Those that are familiar with the website Watts Up With That know that some very strange content has shown up on it. A lot of it focusses on trying to discredit valid research on climate change and global warming, but in general it is also very dismissive about environmental concerns. Basically anything that can be used to cast doubt will get published, no matter how wrong or far-fetched it is.
This time Watts went after nitrogen pollution, something that is a real concern and can have serious consequences. Fertilizers contain nitrogen as it is a nutrient plants need to grow properly. But this isn’t the same nitrogen as we breathe, plants can’t absorb nitrogen gas. That’s why the nitrogen in fertilizers often is part of a compound, most commonly as NH3 or NO3. This what distinguishes nitrogen in fertilizers from the nitrogen in the air (which has the chemical formula of N2).

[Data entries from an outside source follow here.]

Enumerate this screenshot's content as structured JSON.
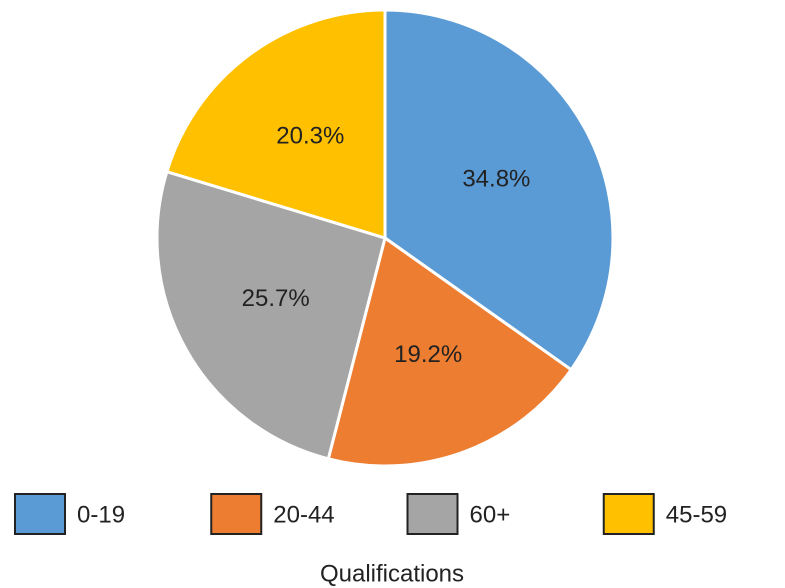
{
  "chart_data": {
    "type": "pie",
    "title": "Qualifications",
    "categories": [
      "0-19",
      "20-44",
      "60+",
      "45-59"
    ],
    "values": [
      34.8,
      19.2,
      25.7,
      20.3
    ],
    "value_labels": [
      "34.8%",
      "19.2%",
      "25.7%",
      "20.3%"
    ],
    "colors": [
      "#5b9bd5",
      "#ed7d31",
      "#a5a5a5",
      "#ffc000"
    ],
    "legend": "bottom"
  }
}
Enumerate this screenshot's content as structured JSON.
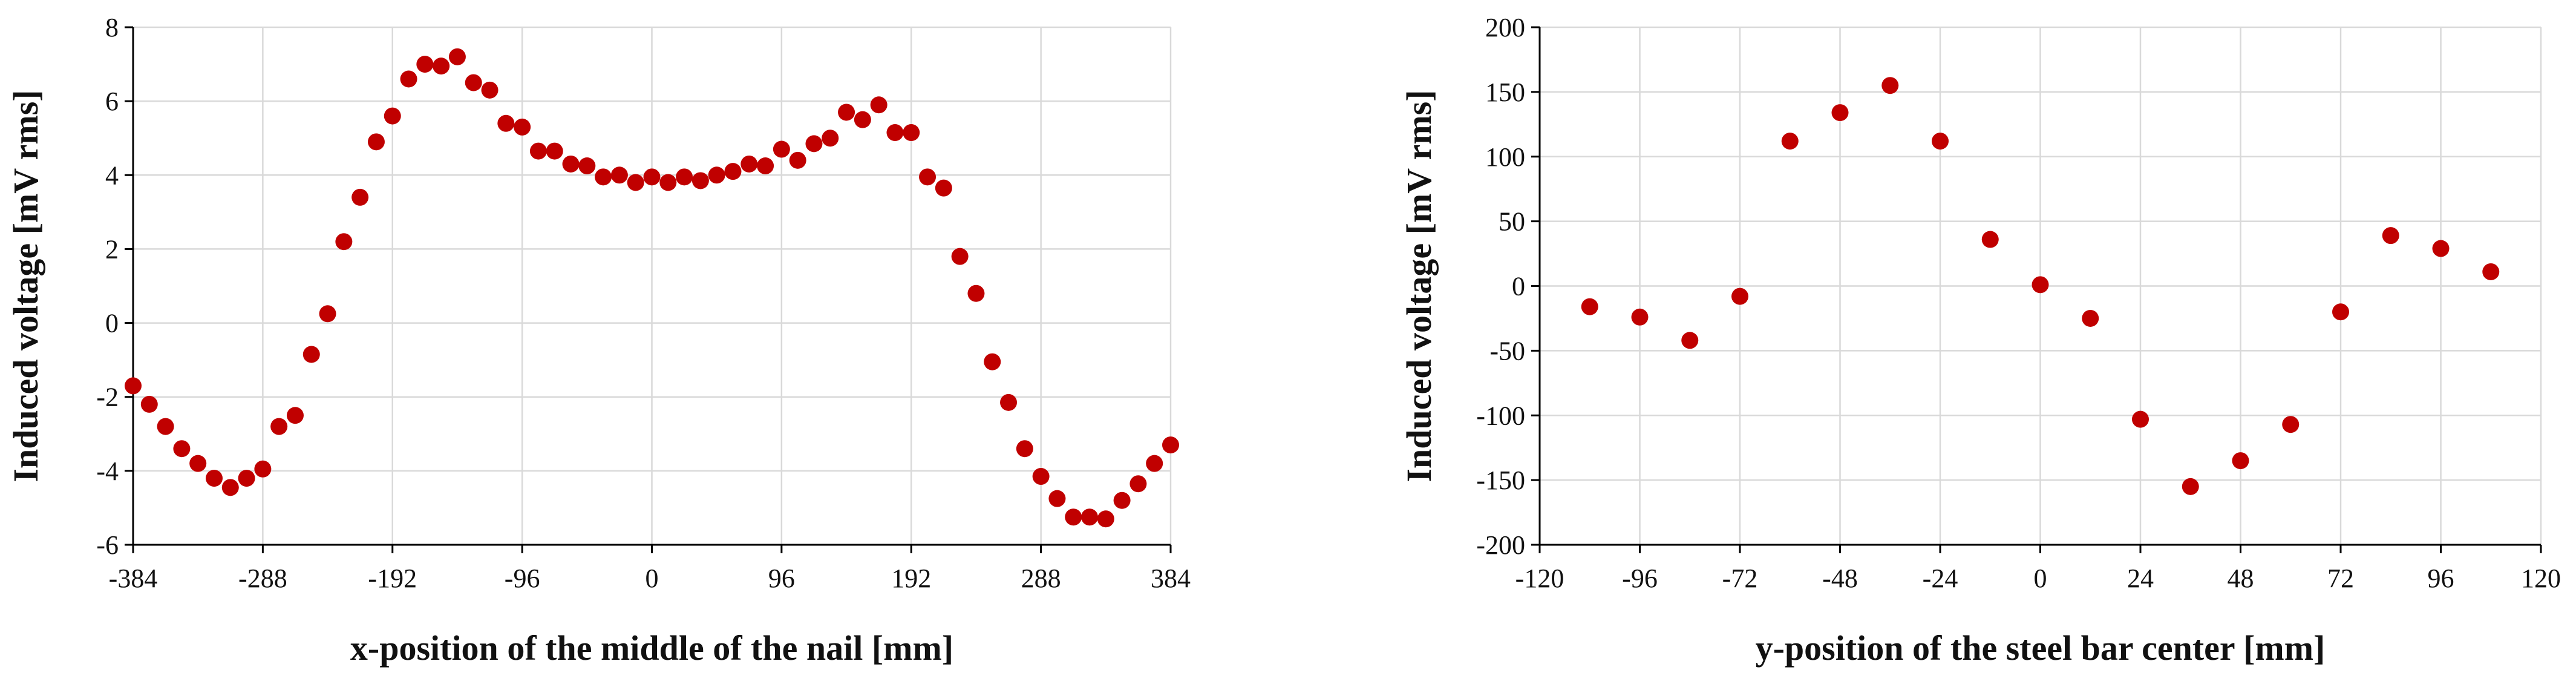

Using nitrogen in fertilizers in itself isn’t a problem, but for example fertilizer run off can make it a problem (especially when you use too much fertilizer). In those cases it can contaminate ground and surface water which causes problems when you want to use it as drinking water. However, the biggest problem arises from the detail that it’s a nutrient.
Higher nutrient availability in waterways can easily cause algae blooms. The waste products from these blooms can then cause a lack of oxygen as it gets used up during the break down of those waste products. Anything living in the water that relies on this oxygen then suffocates. This can kill off all life in streams and long stretches of rivers, when these nutrients reach the ocean they can cause huge dead zones. There’s not much to catch for a fisherman in those zones, and it can take some time for a region to recuperate.
These dead zones occur all over the world and are a real concern for the health of local ecosystems. Which then can jeopardize a regions ability to catch fish and subsequently harm the local economy and food production. This is why it is a reason for concern and why scientists are looking into this so we learn how to prevent it.
Which brings me to what Anthony Watts has said about nitrogen. There are two instances that I’m aware of where he litterally mocks the environmental concerns surrounding nitrogen pollution. The first one I encountered was his blog post ‘Claim: ‘Dangerous’ nitrogen pollution could be halved‘ (archived here) in which he said:
Now Nitrogen, making up 78% of Earth’s atmosphere, and a requirement for many agricultural crops is given the label of “dangerous”. I’m guessing Oxygen and the “dangerous oxidation” it causes will be next.
Its the same sort of nonsense argument we here [sic] for Carbon Dioxide, that while essential for all life on the planet, it is also a pollutant. I see a nitrogen tax in our future if this nutty idea takes hold.
I’ll ignore the talking point that CO2 is a plant food and therefore it’s harmless, as I already dealt with that particular one (hint: this is an oversimplification that ignores detrimental effects). So I’ll continue focussing on the mocking of the real environmental concerns surrounding too much nitrogen.
Mocking something that has visible consequences isn’t the right response. Scientists have seen the effects and have been measuring them for decades. It also hurts the economy as it causes revenue loss for the fishing industry, and any fertilizer that isn’t absorbed by crops is a loss for farmers. For them it’s literally wasted money as it doesn’t help the crops they are growing. There are also health concerns associated with pollution caused by fertilizers.
The sad thing is that all of this is either explained, or hinted at, in the articles Watts mocked. It wouldn’t take that much effort to verify that this isn’t an unsupported claim. Although I’m not surprised that Watts did this, he seems to have a knee-jerk reaction every time he encounters an environmental issue. Which then makes him reject valid science, despite overwhelming evidence. It’s also the reason why you always should take anything published on Watts’ website with a grain of salt.